Name: Jenny Pickerill
What didn’t go to plan this week/month?
I did not manage to finish writing an article I had wanted to. I continue to underestimate how long writing takes and just when I feel like I really get started I have to push it aside again and move onto another task. I write best when I have managed to protect a whole week for just writing and I do not read email or social media.
What is one thing you achieved today/this week?

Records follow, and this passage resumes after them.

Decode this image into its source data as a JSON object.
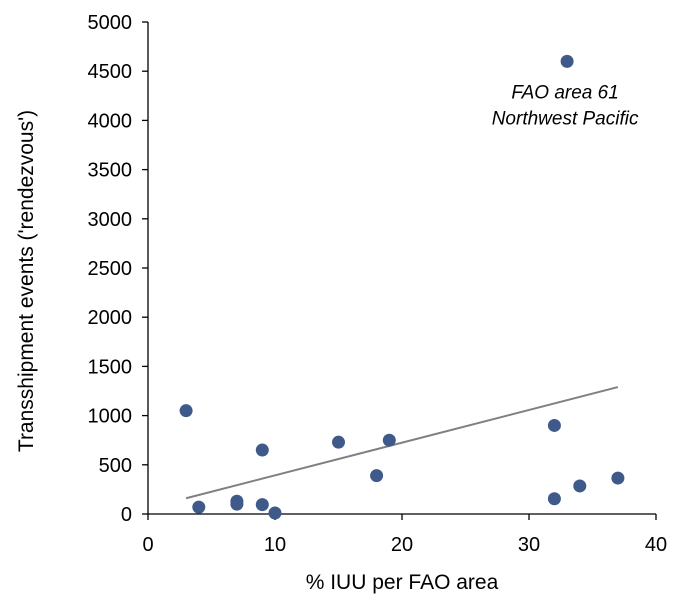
{
  "chart_data": {
    "type": "scatter",
    "title": "",
    "xlabel": "% IUU per FAO area",
    "ylabel": "Transshipment  events ('rendezvous')",
    "xlim": [
      0,
      40
    ],
    "ylim": [
      0,
      5000
    ],
    "x_ticks": [
      "0",
      "10",
      "20",
      "30",
      "40"
    ],
    "y_ticks": [
      "0",
      "500",
      "1000",
      "1500",
      "2000",
      "2500",
      "3000",
      "3500",
      "4000",
      "4500",
      "5000"
    ],
    "grid": false,
    "legend": "none",
    "points": [
      {
        "x": 3,
        "y": 1050
      },
      {
        "x": 4,
        "y": 70
      },
      {
        "x": 7,
        "y": 130
      },
      {
        "x": 7,
        "y": 100
      },
      {
        "x": 9,
        "y": 650
      },
      {
        "x": 9,
        "y": 95
      },
      {
        "x": 10,
        "y": 10
      },
      {
        "x": 15,
        "y": 730
      },
      {
        "x": 18,
        "y": 390
      },
      {
        "x": 19,
        "y": 750
      },
      {
        "x": 32,
        "y": 900
      },
      {
        "x": 32,
        "y": 155
      },
      {
        "x": 33,
        "y": 4600
      },
      {
        "x": 34,
        "y": 285
      },
      {
        "x": 37,
        "y": 365
      }
    ],
    "trendline": {
      "x": [
        3,
        37
      ],
      "y": [
        160,
        1290
      ]
    },
    "annotation": {
      "lines": [
        "FAO area 61",
        "Northwest Pacific"
      ],
      "anchor": {
        "x": 33,
        "y": 4100
      }
    },
    "colors": {
      "point": "#3f5a8a",
      "trendline": "#808080",
      "axis": "#000000"
    }
  }
}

It was an administrative task – reviewing 32 promotion applications. Now that I am Head of Department I spend 4 days a week doing HoD tasks. It took a long time but I wanted to ensure that I had done it properly.
What is success to you?
I am still trying to make myself redefine what I think success is. I still fall into believing it is about research achievements – publications and securing grants. On a bad day I find myself checking out my Google H-index and comparing it to my peers. Then I catch myself and rethink. It is vital for me to separate success in academia from success in life. Success in academia has to be reduced to a simpler notion of doing your daily job as well as possible in the time you are paid for. Some days success for me is that I attended meetings I need to, I do my teaching, I answer the important emails, I support colleagues and then I go home at a decent time. Other days success can be as small as writing 300 words of an article. Success is very rarely about finishing anything, I have had to let go of aligning success with completion. Most things I do in academia remain unfinished, partial, and incomplete. Most things reach a point where I just have to walk away and recognised that I did what I could in the time available. I am still learning how to be kinder to myself when judging what success means.
What are you proud of?
Trying, and it remains a work in progress, to hold onto my principles. Looking back at my career and
seeing that a commitment to equality, fairness and a politics of challenging power, runs through
much of my work and teaching. This pride is tempered by a recognition that I work in a hierarchical,
unfair system which privileges those of a certain class, race and gender. A system from which I have
definitely benefitted, but one that I am keen to continue to challenge.
What advice would you give your younger self?
Realise that however hard you work rewards in academia are uneven and unpredictable. Success, however you define it, is not tied to how much effort you put in. I have had unexpected recognition for work I was unsure about or did quickly, and many a rejection for work I spent years on and thought was some of my best.